|It only takes one|
| Now let’s get started. I’m sure you’ve heard this. It takes two to tango. This is true. One person alone cannot make a relationship.
Now for the good news. It only takes one. It only takes one person to seek reconciliation. It takes one to be the first to change. It takes one person to devote himself to another, to stand firm, to hold to the course, to never quit, to keep going no matter what, to never ever give up. It takes one to control himself and to listen. It takes one to submit to God’s plan. It takes one to say, “This person is a gift from You.”
Tell me, please. Which of these things depends on the other person? Please tell me. What is it of these things that depends on the other person? You choose to love someone. You choose how to relate. You choose to be someone’s friend. Here you find independence. Your choice does not depend on the other person.
If a man wants to change his wife’s behavior, he can do so by changing himself. If he changes the way he relates to her, she has no choice but to change the way she relates to him. She must react differently, because he gives her something different to react to. By changing the rules on himself, he changes the rules on her.
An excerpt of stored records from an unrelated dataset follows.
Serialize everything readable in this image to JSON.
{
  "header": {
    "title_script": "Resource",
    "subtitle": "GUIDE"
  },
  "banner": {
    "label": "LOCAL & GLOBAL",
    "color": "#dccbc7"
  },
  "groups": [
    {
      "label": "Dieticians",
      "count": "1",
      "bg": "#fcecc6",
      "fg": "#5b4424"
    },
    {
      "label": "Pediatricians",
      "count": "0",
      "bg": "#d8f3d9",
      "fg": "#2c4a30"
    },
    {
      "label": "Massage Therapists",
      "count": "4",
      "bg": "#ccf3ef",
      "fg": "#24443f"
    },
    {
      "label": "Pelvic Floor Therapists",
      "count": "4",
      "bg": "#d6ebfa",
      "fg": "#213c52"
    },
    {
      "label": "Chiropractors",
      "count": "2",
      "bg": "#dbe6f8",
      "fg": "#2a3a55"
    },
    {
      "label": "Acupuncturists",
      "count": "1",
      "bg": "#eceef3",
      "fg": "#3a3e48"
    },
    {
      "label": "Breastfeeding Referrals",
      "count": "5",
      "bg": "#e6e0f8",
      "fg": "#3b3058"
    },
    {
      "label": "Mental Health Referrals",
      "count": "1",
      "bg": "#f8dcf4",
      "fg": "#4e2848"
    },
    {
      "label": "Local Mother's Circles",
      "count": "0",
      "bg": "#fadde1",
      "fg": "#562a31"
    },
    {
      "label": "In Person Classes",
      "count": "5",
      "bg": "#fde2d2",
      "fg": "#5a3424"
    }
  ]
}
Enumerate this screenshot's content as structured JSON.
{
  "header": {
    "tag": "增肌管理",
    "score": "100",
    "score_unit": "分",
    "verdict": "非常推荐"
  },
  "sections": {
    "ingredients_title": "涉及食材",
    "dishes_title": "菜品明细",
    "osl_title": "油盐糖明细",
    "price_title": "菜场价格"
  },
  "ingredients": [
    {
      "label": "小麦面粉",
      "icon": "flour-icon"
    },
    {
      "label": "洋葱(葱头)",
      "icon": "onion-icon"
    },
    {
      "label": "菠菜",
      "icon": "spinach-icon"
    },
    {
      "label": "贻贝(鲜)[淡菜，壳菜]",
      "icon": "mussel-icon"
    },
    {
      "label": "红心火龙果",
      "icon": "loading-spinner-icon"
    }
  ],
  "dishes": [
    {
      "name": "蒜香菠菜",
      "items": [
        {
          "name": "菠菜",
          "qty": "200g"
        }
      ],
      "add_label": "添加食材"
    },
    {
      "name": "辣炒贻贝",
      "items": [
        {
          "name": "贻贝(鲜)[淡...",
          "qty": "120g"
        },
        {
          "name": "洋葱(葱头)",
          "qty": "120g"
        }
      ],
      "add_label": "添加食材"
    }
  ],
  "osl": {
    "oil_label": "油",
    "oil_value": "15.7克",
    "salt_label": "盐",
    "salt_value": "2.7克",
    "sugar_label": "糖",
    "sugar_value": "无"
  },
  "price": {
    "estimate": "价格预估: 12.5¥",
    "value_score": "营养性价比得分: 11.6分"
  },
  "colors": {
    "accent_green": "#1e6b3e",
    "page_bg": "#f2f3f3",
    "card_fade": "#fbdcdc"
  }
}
In a bad relationship, two people build a wall between each other. I build a wall with my angry thoughts, my words, and my actions against you, and you build a wall likewise so that the wall is really two walls. If I point out your wall and tell you to take it down, that can actually make the wall grow bigger. The harder I try to get the wall down, the bigger and stronger it grows.
The world’s strategy for reconciliation is: “I will take down the wall I built if you take down the wall that you built.” Jesus’s strategy is simpler; “I will take down my wall.” You are more important to me than the things that stand between us.
It’s a kind of turning the other cheek, because it’s not what your opponent expects. You refuse to play the same game. You change the rules on him.
With reconciliation you look beyond the problems toward the prize, the person you choose to love. You look beyond the problems, the faults, and the sins as if they weren’t even there. Those problems are nothing. You forget the bad and focus on the good. You completely ignore the wall that the other person built against you and focus on taking down your own wall.
Our society tells us that the person who wants divorce has the upper hand, but why should we listen to this culture of death? The person who seeks reconciliation, especially with calmness and persistence, has the advantage in the situation.